Ice examined by EPICA scientists at Dome C is believed to be 530,000 years old. For several years they have been drilling through the Antarctic Ice Sheet to obtain the longest possible continuous ice core record of climate, and to understand how climate change works over several ice age-interglacial climate cycles. The aim for the 2001-02 summer season was to reach 2500 metres, and the final depth reached by the team of eight drillers was 2864.22 metres (2.8 km). Eventually it is hoped to drill down to a depth of 3.3 km (2 miles).

EPICA (European Project for Ice Coring in Antarctica) is a consortium of ten European countries (Belgium, Denmark, France, Germany, Italy, Netherlands, Norway, Sweden, Switzerland, UK). It is co-ordinated by the European Science Foundation (ESF), and funded by the participating countries and the European Union.

Dome Concordia (Dome C) is a broad topographic dome roughly centred at 75° 06’06 S, 123° 23’42 E on the polar plateau of East Antarctica (at 3233 m elevation above sea level), and is more than 700 km from the coast. Average temperatures at the site are minus 44 degrees Celsius.

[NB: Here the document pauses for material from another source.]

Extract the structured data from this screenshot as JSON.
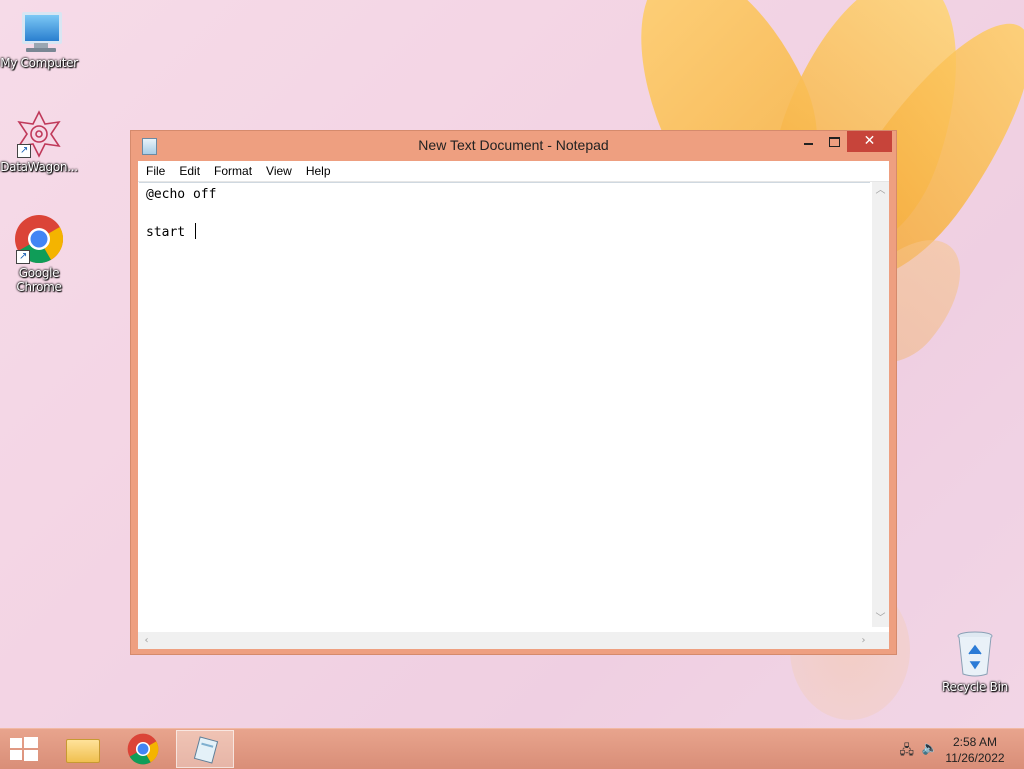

The EPICA research team is investigating the relationship between the chemistry of the atmosphere and climate changes over the past 500,000 years, especially the changes caused by carbon dioxide, methane and nitrous oxides. The results will be used to test and enhance computer models used to predict future climate. Earlier joint European studies of ice cores from Greenland discovered several periods of very unstable climate in the past, which may have implications for the climate of Europe if there is sustained global warming in the future.

Dr. Eric Wolff, currently EPICA's chief scientist, who is based at the British Antarctic Survey in Cambridge, UK, said that 1,400 metres of ice (roughly 9 tonnes of core) were processed in the field during the 2001-02 summer season, with the UK's contribution being studies of the dielectric properties of ice.

Literature and weblinks

BAS Press Release, March 2002.

EPICA at ESF

EPICA datasets and literature are listed by the The Institute for Marine and Atmospheric Research in Utrecht, Netherlands.

Annals of Glaciology, Vol. 30, 2000, EISMINT/EPICA Symposium on Ice Sheet Modelling and Deep Ice Drilling, held in April 1999.


Note 1
Beacon Valley, one of the dry valleys in East Antarctica has a climate so arid that the land surface is ice free. However ice lying beneath Miocene volcanic ash is believed to be a small remnant of a glacier that Professor David Sugden of the University of Edinburgh's Geography Department termed the 'oldest ice on Earth'. Based upon the relationship of the Beacon Valley ice with radiometrically dated volcanic ash, Sugden and his colleagues believe that it formed about 8 million years ago. However, contact relations of the ice and the ash are not entirely clear and this interpretation has been challenged. Some means of independently dating the ice is under investigatation.
See Earth and Planetary Science Letters, 2000, Vol.179, pp. 91-99.